Now, a phase two clinical trial has shown that the investigational drug ibudilast slows brain shrinkage. While future studies will determine whether the drug relieves symptoms and reduces disability, the results are promising because more pronounced brain shrinkage is associated with more severe neurological symptoms.
“We were encouraged to see positive preliminary results for a progressive MS therapy that also appears safe,” said co-author Robert T. Naismith, MD, an associate professor of neurology at Washington University School of Medicine in St. Louis and a member of the steering committee overseeing the study. “A larger phase three study is the next step to evaluate the clinical benefit. If such a trial is positive, this treatment option may be available within the next several years.”
The study was published Aug. 29 in The New England Journal of Medicine.
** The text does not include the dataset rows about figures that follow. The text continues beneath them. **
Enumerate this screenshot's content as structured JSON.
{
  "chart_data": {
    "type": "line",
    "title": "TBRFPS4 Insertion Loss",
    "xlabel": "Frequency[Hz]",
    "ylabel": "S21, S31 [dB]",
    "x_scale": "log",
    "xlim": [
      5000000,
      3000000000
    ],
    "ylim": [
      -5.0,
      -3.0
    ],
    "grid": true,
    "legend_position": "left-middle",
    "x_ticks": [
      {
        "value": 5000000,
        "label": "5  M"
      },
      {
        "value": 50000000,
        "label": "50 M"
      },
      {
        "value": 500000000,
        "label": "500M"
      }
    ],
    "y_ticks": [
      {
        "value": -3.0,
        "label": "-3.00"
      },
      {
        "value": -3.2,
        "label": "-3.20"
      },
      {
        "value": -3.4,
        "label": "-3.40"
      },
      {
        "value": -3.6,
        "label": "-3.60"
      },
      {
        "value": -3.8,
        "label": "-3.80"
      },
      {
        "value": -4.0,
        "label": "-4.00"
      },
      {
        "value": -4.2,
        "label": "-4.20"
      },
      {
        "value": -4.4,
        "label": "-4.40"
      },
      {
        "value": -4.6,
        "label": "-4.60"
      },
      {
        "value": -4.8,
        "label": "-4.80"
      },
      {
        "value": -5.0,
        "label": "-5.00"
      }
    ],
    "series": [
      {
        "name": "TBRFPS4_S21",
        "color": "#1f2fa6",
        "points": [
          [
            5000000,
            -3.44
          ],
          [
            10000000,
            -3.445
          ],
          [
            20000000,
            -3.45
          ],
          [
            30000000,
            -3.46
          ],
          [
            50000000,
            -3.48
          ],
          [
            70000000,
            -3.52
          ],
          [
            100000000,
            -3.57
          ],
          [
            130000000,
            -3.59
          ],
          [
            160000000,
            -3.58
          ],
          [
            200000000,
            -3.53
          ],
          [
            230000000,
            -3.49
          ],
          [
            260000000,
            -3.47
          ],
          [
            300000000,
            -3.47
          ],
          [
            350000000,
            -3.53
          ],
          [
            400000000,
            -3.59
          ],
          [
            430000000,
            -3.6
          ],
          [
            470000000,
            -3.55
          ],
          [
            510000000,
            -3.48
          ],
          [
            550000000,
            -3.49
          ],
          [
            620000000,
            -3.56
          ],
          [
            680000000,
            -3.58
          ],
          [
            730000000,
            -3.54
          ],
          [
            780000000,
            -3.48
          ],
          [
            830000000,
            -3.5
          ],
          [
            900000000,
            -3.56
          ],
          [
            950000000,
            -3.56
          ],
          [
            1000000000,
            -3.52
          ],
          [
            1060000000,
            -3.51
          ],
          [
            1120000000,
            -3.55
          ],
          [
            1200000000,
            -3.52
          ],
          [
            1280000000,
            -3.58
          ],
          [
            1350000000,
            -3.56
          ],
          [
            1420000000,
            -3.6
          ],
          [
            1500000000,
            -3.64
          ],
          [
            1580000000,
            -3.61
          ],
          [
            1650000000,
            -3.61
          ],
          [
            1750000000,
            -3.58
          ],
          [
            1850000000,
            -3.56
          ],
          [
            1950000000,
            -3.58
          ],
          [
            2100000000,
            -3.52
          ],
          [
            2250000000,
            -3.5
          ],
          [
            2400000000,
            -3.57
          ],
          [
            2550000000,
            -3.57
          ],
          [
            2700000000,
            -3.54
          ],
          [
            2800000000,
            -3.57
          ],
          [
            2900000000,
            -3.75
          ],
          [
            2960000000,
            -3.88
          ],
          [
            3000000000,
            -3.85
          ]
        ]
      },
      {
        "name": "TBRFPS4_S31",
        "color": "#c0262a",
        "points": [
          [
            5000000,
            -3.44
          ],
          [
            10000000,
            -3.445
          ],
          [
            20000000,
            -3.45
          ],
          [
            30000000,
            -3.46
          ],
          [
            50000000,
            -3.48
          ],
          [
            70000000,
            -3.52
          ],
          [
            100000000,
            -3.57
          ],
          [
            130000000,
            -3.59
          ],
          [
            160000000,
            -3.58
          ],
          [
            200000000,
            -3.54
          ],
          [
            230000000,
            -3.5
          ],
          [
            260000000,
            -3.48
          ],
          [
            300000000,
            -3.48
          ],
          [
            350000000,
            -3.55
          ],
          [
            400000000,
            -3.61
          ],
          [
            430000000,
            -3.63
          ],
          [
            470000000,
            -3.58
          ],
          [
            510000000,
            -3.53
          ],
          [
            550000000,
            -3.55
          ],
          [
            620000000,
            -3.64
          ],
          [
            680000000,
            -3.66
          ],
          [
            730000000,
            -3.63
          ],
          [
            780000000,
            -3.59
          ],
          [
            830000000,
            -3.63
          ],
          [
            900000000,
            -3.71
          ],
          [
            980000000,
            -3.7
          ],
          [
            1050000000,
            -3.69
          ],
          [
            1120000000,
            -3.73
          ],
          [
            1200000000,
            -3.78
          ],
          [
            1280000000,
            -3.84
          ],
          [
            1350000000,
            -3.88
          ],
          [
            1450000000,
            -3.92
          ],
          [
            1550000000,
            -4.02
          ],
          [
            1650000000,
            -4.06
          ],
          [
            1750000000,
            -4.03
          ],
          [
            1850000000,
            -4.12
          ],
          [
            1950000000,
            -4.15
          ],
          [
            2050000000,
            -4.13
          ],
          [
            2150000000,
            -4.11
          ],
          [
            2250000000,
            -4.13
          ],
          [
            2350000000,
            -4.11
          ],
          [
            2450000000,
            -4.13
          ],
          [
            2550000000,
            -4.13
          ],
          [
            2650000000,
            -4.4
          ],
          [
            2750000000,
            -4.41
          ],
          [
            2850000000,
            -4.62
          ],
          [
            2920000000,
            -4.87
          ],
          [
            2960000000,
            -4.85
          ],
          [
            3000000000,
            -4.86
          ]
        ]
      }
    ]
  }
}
Led by Robert J. Fox, MD, a neurologist at Cleveland Clinic in Ohio, the trial – known as the SPRINT MS study – involves 28 clinical sites including Washington University School of Medicine. In the study, 255 patients were randomly assigned to take up to 10 capsules of ibudilast or a placebo daily for nearly two years. Every six months, the participants underwent MRI brain scans. The researchers applied a variety of analysis techniques to the MRI images to assess differences in brain changes between the two groups.
The brains of patients in both groups continued to atrophy over the course of the study, but the decline was slower in the ibudilast group. Reducing the rate of atrophy may delay the worsening of symptoms, the researchers said.
“The study was not large enough to prove a clinical effect, but the data suggest that people’s disabilities may not have worsened as rapidly in the treatment group,” said Naismith, who is also director of the John L. Trotter MS Center at Washington University and a local principal investigator for the trial.
The most common side effects reported by participants included nausea and diarrhea, as well as headaches and depression. There was no significant difference between the groups in the number of patients who reported adverse effects.
“These findings provide a glimmer of hope for people with a form of multiple sclerosis that causes long-term disability but does not have many treatment options,” said Walter J. Koroshetz, MD, director of the National Institute of Neurological Disorders and Stroke (NINDS), part of the National Institutes of Health (NIH).
MS occurs when there is a breakdown of myelin, a fatty white substance wrapped around axons, which are long strands that carry messages from and between brain cells. When myelin starts to break down, communication between brain cells slows down, leading to muscle weakness and problems with movement, balance, sensation and vision. MS can be relapsing-remitting, in which symptoms occur then disappear for weeks or months and then may reappear, or progressive, which is marked by a gradual decline in function.
Future research will test whether reducing brain shrinkage affects thinking, walking and other problems in people with MS. In addition, such studies will examine whether ibudilast slows the progression of disability in MS patients.
The SPRINT-MS study represents a major collaboration among neurologists to investigate new treatments through the NIH-sponsored NeuroNEXT program, an innovative approach to neurological clinical trials that attempts to streamline phase two clinical trials.
MediciNova donated ibudilast and the placebo and provided less than 10 percent of the funding for the trial in a cooperative agreement with NINDS. MediciNova also had a representative on the protocol steering committee.